« Une peur qui ne nous quitte pas » : survivre à la torture dans une prison syrienne par Hussam, militant pacifique ayant survécu 20 mois à Saidnaya

Le militant pacifique Hussam (son nom a été modifié) a survécu 20 mois à Saidnaya, l’une des prisons les plus violentes de Syrie. Aujourd’hui détenu ailleurs, il a écrit cette lettre pour tenter de décrire l’« enfer quotidien » qu’il a traversé.

À qui de droit,

Ce que je m’apprête à écrire n’est pas une fiction ni un appel à la compassion.

Depuis nos sombres sous-sols que le soleil n’atteint jamais, nous élevons nos voix et cherchons un écho. Nous vous appelons à faire cesser l’hémorragie de vies, celles des jeunes hommes et femmes de Syrie. À éteindre le feu qui consume leur jeunesse dans les prisons et les centres de détention du président Bachar el Assad.

Ils n’y sont pas à leur place. Ils ne sont pas nés seulement pour être un bout de papier aux mains de Bachar el Assad et de son régime dictatorial, ni un bout de bois dans le feu que celui-ci entretient avec de la haine et un esprit de vengeance – uniquement parce que nous avons rêvé d’une nation digne qui protège nos droits.

J’écris pour vous rappeler les milliers d’âmes qui ont été perdues, et qui le sont toujours. Pour vous dire que notre dignité est bafouée, que les homicides gratuits sont partout, dans le moindre atome de l’air qui nous entoure, de l’eau que nous buvons, du bâton du gardien de prison qui dévore ce qu’il reste de notre peau et de nos os, de nos corps faibles et amaigris.

Les mots me manquent pour décrire notre enfer, où chaque jour s’achève par la mort de l’un d’entre nous, enveloppé dans une couverture. Ce lieu où nous avons le choix entre une mort rapide aux mains d’un interrogateur qui n’aime pas nos réponses et une mort lente dans une cage qui consume lentement notre corps.

La peur ne nous quitte pas, même à notre sortie de prison – la peur de devoir retourner à Saidnaya, la peur pour les nouveaux arrivants, pour les amis que nous avons laissés là-bas, la peur des sons des portes métalliques, et celle des cris. Cette peur ne me quitte pas jusqu’à ce que je m’endorme.
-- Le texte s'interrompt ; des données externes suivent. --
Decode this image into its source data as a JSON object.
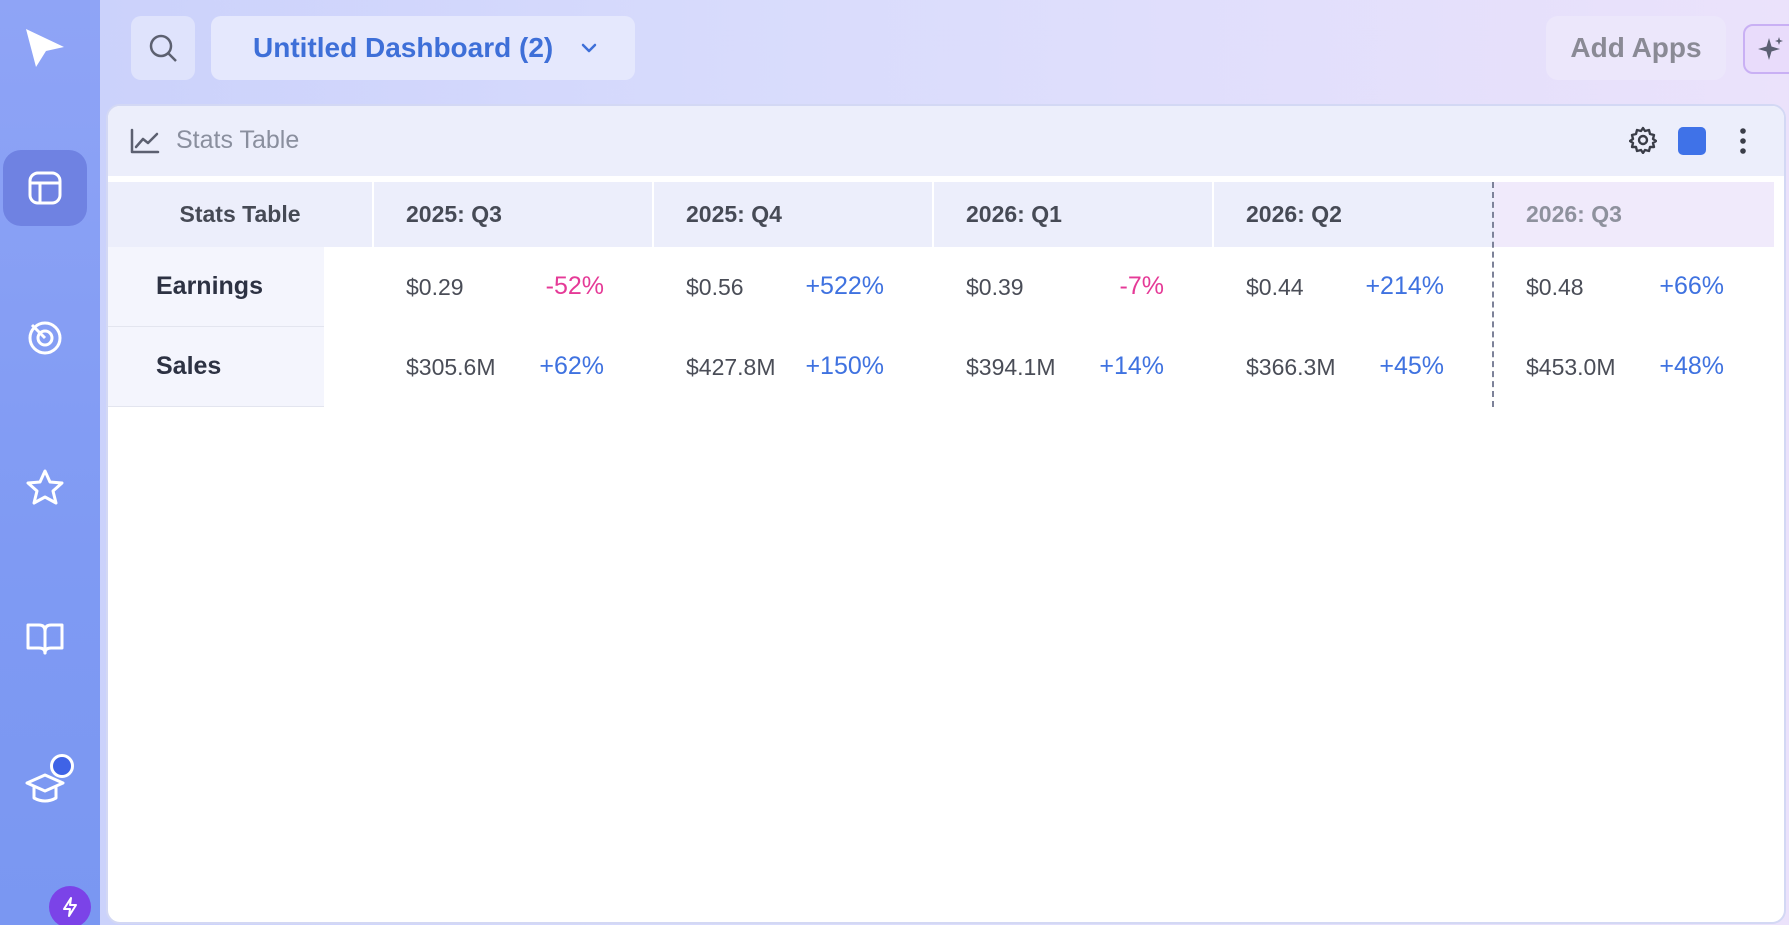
{
  "header": {
    "dashboard_title": "Untitled Dashboard (2)",
    "add_apps_label": "Add Apps"
  },
  "sidebar": {
    "items": [
      {
        "icon": "logo-play-icon"
      },
      {
        "icon": "dashboard-icon",
        "active": true
      },
      {
        "icon": "radar-icon"
      },
      {
        "icon": "star-icon"
      },
      {
        "icon": "book-icon"
      },
      {
        "icon": "graduation-cap-icon"
      },
      {
        "icon": "bolt-icon"
      }
    ]
  },
  "widget": {
    "title": "Stats Table",
    "accent_color": "#3f72e8",
    "table": {
      "corner_label": "Stats Table",
      "columns": [
        "2025: Q3",
        "2025: Q4",
        "2026: Q1",
        "2026: Q2",
        "2026: Q3"
      ],
      "rows": [
        {
          "label": "Earnings",
          "cells": [
            {
              "value": "$0.29",
              "change": "-52%"
            },
            {
              "value": "$0.56",
              "change": "+522%"
            },
            {
              "value": "$0.39",
              "change": "-7%"
            },
            {
              "value": "$0.44",
              "change": "+214%"
            },
            {
              "value": "$0.48",
              "change": "+66%"
            }
          ]
        },
        {
          "label": "Sales",
          "cells": [
            {
              "value": "$305.6M",
              "change": "+62%"
            },
            {
              "value": "$427.8M",
              "change": "+150%"
            },
            {
              "value": "$394.1M",
              "change": "+14%"
            },
            {
              "value": "$366.3M",
              "change": "+45%"
            },
            {
              "value": "$453.0M",
              "change": "+48%"
            }
          ]
        }
      ]
    }
  },
  "colors": {
    "negative": "#e53a97",
    "positive": "#3f72e0",
    "accent": "#3e6fd8"
  }
}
La peur de nos transferts vers le tribunal, la peur du froid, des maladies, de la faim, qui n’est comparable à aucune autre faim. Nous survivons en mangeant des coquilles d’œuf, des pelures d’orange si nous en trouvons, et même de la terre.

Nous avons été mis à l’épreuve d’une faim insoutenable. La nourriture est jetée devant nous, mais nous ne pouvons pas prendre ne serait-ce qu’une miette de pain. Nous n’osons pas la toucher, car la punition qui s’ensuit dépend de l’humeur du gardien.

Nous avons été mis à l’épreuve de la soif jusqu’à ce que nos lèvres se collent et que nous ne puissions plus les séparer. Puis nous avons vu comment nous allions mourir si nous nous plaignions d’être malades ou si nous demandions un médicament.

Nos corps flétrissent et sont submergés par la maladie. Quiconque est préservé de la tuberculose ne l’est pas de la diarrhée, de la gale ou des abcès.

Nous avons fait nos adieux à de nombreux amis, et nous avons attendu que ce soit notre tour à tout moment. Parfois, nous avons appelé la mort de nos vœux car nous voyions en elle une issue.

Nous avons traversé tout cela sans que personne ne sache où nous nous trouvions, souffrants dans le froid des nuits de Saidnaya, et sans que personne n’entende nos cris provoqués par les coups de fouet meurtrissant nos corps.

Une nouvelle vie m’a été offerte lorsque j’ai été transféré de Saidnaya vers une autre prison. Je vous demande donc, en mon nom et au nom de mes amis qui sont détenus, de déployer tous les efforts possibles pour secourir toutes les personnes détenues. Je vous demande aussi d’arrêter ce régime criminel qui nous maintient encore, nous et nos amis, dans des centres de détention pendant cinq années consécutives, cinq années de douleur indescriptible.

Une douleur qui ne s’en va pas.

Quelqu’un qui est toujours détenu

Cette lettre a été transmise à Amnesty International par des militants de Save the Rest, une campagne syrienne de défense des droits humains dont le travail se concentre plus particulièrement sur la détention arbitraire et les disparitions forcées.